Parental Access Law Proposal ‘Could Have Adverse Effect’

Family Law Specialists Question Effectiveness Of Plans


New government plans to enshrine in law the rights of separated mothers and fathers to have contact with their children will make little difference to how courts already deal with cases and could have an effect opposite to that intended, according to family law experts at Irwin Mitchell.

A consultation paper is to be published in which the government will suggest  changes to the Children Act 1989 to include an presumption that children would benefit from having an involvement with both parents in the event of a divorce.

Ministers have revealed hopes that the move will guarantee the importance of children having an ongoing relationship with their parents is fully acknowledged in law.

However, concerns have been raised that warnings in the Norgrove review on family justice, which said that such a move could lead to similar custody delays seen in Australia following the introduction of such rights, have been ignored.

Alison Hawes, a Partner and family law specialist at Irwin Mitchell, said courts and family law specialists already operate on the basis of the proposed presumption.

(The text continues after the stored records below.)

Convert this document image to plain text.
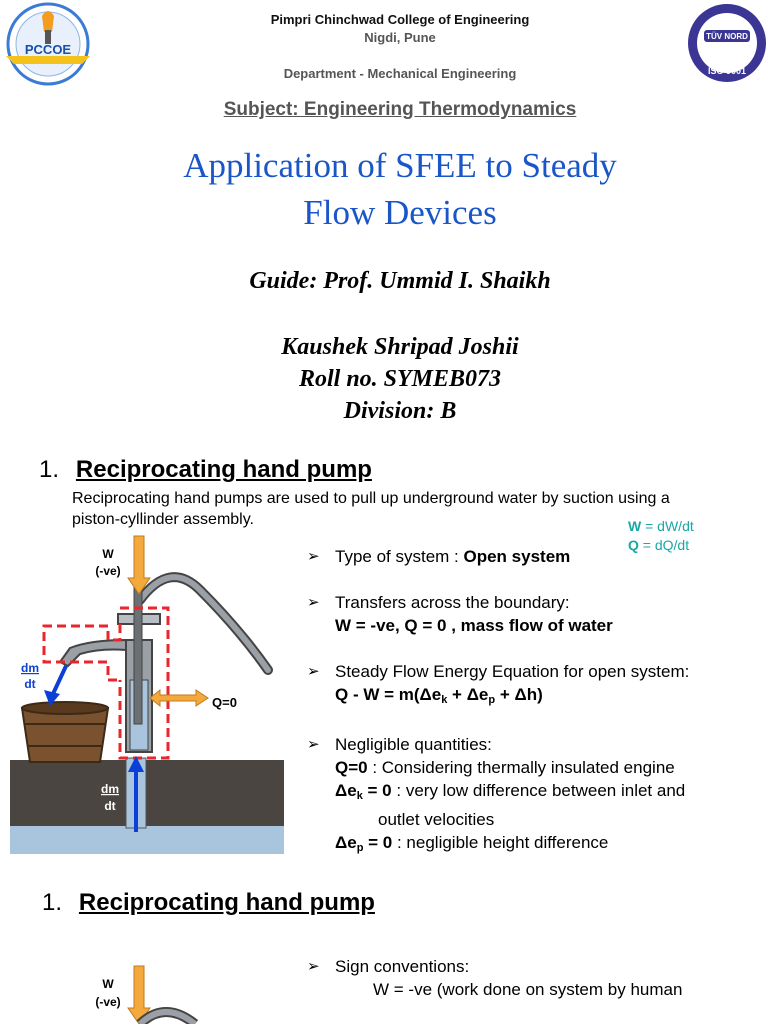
PCCOE
Pimpri Chinchwad College of Engineering
Nigdi, Pune
Department - Mechanical Engineering
Subject: Engineering Thermodynamics
TÜV NORD
ISO 9001
Application of SFEE to Steady
Flow Devices
Guide: Prof. Ummid I. Shaikh
Kaushek Shripad Joshii
Roll no. SYMEB073
Division: B
1. Reciprocating hand pump
Reciprocating hand pumps are used to pull up underground water by suction using a piston-cyllinder assembly.	W = dW/dt
Q = dQ/dt
W
(-ve)
dm
dt
dm
dt
Q=0
➢ Type of system : Open system
➢ Transfers across the boundary:
W = -ve, Q = 0 , mass flow of water
➢ Steady Flow Energy Equation for open system:
$Q - W = m(\Delta e_k + \Delta e_p + \Delta h)$
➢ Negligible quantities:
Q=0 : Considering thermally insulated engine
$\Delta e_k = 0$ : very low difference between inlet and
outlet velocities
$\Delta e_p = 0$ : negligible height difference
1. Reciprocating hand pump
W
(-ve)
➢ Sign conventions:
W = -ve (work done on system by human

She explained: “It is already a widely held view in the Family Courts that children benefit from having good relationships with both parents when a family separates. Child psychological studies back that up, and courts do their best to make sure that children see and spend time with both parents when it is safe for them to do so.  The exact arrangements will be unique to each family and depend on the children’s’ ages, geography and other factors.

“In the vast majority of cases – experts have quoted statistics such as 99% on one study – court orders made provide for children to have contact with both parents.

“There is a risk that these rather confused proposals will in fact make things worse for children rather than better.  There is a real possibility that changing the law will lead to more litigation, rather than less and that in turn will cause delay and expense for families that can ill afford it. 

“It also is not in the children’s interests for there not to be a final decision swiftly and the children’s’ welfare is and always should be the paramount concern for judges and parents.

“In other words, it isn’t broken, don’t fix it.  These muddled proposals don’t put resources where they are needed – in funding the services that provide support and guidance to parents during the difficult process of family breakdown – specialist counsellors, specialist family lawyers and family mediation.

“This kind of education should hopefully help families come to the best conclusions about how to move forward with the best arrangements for their children without the time-consuming and emotional draining prospect of going to court.”